Is the Pope and the Inquisition to make Us regret the Banishment of Napoleon and even to lament the death of Robespierre? Or
Is the Emancipation of the Scheldt, of Antwerp, of Ostend &c to guard Us against British Arrogance, So much more during than that of France?
Could I ramble with you over Montezillo, and the Hills and Vallies in its neighbourhood, I would open my whole Soull to you: but even then I Should blush to descend from the Cause of Mankind and my own Country to the petty Interest of my own Family. But I will blush and descend.
You wish to know the Parentage of Mrs. De Windt.

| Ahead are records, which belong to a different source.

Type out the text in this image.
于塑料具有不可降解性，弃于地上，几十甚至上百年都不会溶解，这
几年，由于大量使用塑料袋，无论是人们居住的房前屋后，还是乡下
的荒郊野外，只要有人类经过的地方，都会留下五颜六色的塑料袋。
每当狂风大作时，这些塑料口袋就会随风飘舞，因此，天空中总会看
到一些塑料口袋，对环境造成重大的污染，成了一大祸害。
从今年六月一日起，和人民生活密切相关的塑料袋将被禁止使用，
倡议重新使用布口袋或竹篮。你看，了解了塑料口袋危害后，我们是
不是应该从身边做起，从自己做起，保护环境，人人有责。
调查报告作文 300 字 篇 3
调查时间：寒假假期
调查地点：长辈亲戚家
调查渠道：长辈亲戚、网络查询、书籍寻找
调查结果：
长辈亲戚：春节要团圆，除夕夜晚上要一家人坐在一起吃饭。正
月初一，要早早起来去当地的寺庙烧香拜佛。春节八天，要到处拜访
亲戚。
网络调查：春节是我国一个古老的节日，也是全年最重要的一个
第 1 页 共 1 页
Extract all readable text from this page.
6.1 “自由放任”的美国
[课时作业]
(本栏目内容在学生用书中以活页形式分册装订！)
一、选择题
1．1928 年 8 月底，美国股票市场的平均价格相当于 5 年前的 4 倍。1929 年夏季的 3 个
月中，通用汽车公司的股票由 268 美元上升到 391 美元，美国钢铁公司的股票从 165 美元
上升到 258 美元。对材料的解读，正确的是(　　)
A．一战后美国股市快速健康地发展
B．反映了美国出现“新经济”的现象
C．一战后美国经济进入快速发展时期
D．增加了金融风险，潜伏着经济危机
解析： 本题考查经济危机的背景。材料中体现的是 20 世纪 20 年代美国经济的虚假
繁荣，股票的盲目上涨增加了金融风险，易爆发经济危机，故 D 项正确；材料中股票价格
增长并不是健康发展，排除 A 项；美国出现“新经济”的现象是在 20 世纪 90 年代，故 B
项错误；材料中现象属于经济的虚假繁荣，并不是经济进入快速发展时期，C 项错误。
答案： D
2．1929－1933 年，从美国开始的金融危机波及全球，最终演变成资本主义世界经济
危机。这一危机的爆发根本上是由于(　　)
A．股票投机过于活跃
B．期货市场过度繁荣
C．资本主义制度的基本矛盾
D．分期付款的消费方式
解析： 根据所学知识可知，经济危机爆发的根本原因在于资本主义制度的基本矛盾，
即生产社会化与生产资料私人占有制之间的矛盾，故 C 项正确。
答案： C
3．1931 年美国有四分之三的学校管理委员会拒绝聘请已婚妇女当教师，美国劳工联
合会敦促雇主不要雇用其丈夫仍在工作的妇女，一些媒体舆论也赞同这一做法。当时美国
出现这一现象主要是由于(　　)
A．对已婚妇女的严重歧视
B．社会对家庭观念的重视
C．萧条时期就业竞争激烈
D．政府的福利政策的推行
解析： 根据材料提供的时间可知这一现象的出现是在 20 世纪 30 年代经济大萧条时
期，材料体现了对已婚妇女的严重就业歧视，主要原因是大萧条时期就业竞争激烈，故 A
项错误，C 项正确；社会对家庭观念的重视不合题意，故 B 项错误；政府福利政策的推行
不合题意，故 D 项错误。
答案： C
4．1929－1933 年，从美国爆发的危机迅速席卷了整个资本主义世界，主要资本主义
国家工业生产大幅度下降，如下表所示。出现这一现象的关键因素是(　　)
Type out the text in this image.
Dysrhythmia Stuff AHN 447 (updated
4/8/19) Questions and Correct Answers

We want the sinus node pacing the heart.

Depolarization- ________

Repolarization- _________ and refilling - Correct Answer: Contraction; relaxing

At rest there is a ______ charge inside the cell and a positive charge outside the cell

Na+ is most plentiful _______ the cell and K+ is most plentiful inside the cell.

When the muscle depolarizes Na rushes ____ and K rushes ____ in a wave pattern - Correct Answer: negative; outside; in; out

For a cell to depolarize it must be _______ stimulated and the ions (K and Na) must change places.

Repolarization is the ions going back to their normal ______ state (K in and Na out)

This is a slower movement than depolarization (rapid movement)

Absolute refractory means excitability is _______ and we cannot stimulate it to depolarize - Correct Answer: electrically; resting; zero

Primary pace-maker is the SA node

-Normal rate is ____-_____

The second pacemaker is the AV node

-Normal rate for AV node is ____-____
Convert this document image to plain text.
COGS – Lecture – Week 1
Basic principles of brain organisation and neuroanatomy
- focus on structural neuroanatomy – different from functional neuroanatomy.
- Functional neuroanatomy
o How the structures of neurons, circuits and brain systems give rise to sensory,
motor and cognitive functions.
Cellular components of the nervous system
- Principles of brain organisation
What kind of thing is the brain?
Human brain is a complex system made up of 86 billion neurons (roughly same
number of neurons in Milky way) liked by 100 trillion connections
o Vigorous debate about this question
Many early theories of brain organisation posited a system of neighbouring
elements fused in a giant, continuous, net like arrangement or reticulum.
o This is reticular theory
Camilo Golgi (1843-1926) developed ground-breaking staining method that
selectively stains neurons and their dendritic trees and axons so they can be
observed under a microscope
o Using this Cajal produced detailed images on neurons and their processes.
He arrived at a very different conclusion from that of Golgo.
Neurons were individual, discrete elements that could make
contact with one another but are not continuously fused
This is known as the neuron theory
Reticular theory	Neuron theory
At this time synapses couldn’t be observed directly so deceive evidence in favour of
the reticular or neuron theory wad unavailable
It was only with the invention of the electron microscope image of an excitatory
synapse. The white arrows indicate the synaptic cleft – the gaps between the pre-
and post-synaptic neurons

His great Grandfather was Governor of St. Eustatia. This Fact I learned from a Lady as old as I am, my Neighbour Mrs Apthorp the Widow of Mr James Apthorp, who Says that 50 Years ago, She was in the Island of St. Eustatia when Mr De Windt was Governor of that Island. She was treated with great Civility by this Gentleman and received great kindnesses from him. Upon this Information I ventured to ask Mr John Peter De Windt, then a candidate for the Affections of my Granddaughter, or rather I believe, very thoroughly possessed of them, whether De Windt of St. Eustatia was any Relation of his? With some modest hesitation he Said it was his great Grandfather. I then asked of his Grandfather? He Said he was of St. Croix or St. Thomas’s, I forget which, and that in the latter part of his life he removed to America and that his Father had lived in the New Jersey Sometime[s] and New York Sometimes. John Adams Smith my Grandson Says that John Peter was his Classmate at Columbia Colledge in New York.
Now You have all I know of the Parentage; and all I care about it. The Youth is modest and discreet. That is enough.
The Family have dropped the D, from the Name. And with discretion; for in Spight of all your Partiality for the Dutch I will defy you, and all human Tongues Teeth, Lips and throats to pronounce the Word, DeWindt De Wint is not So impracticable. ‘tho N. and T. cannot yet be perfectly reconciled.
I Say little of public Affairs. We must depend on our own heads and hearts annuente Deo.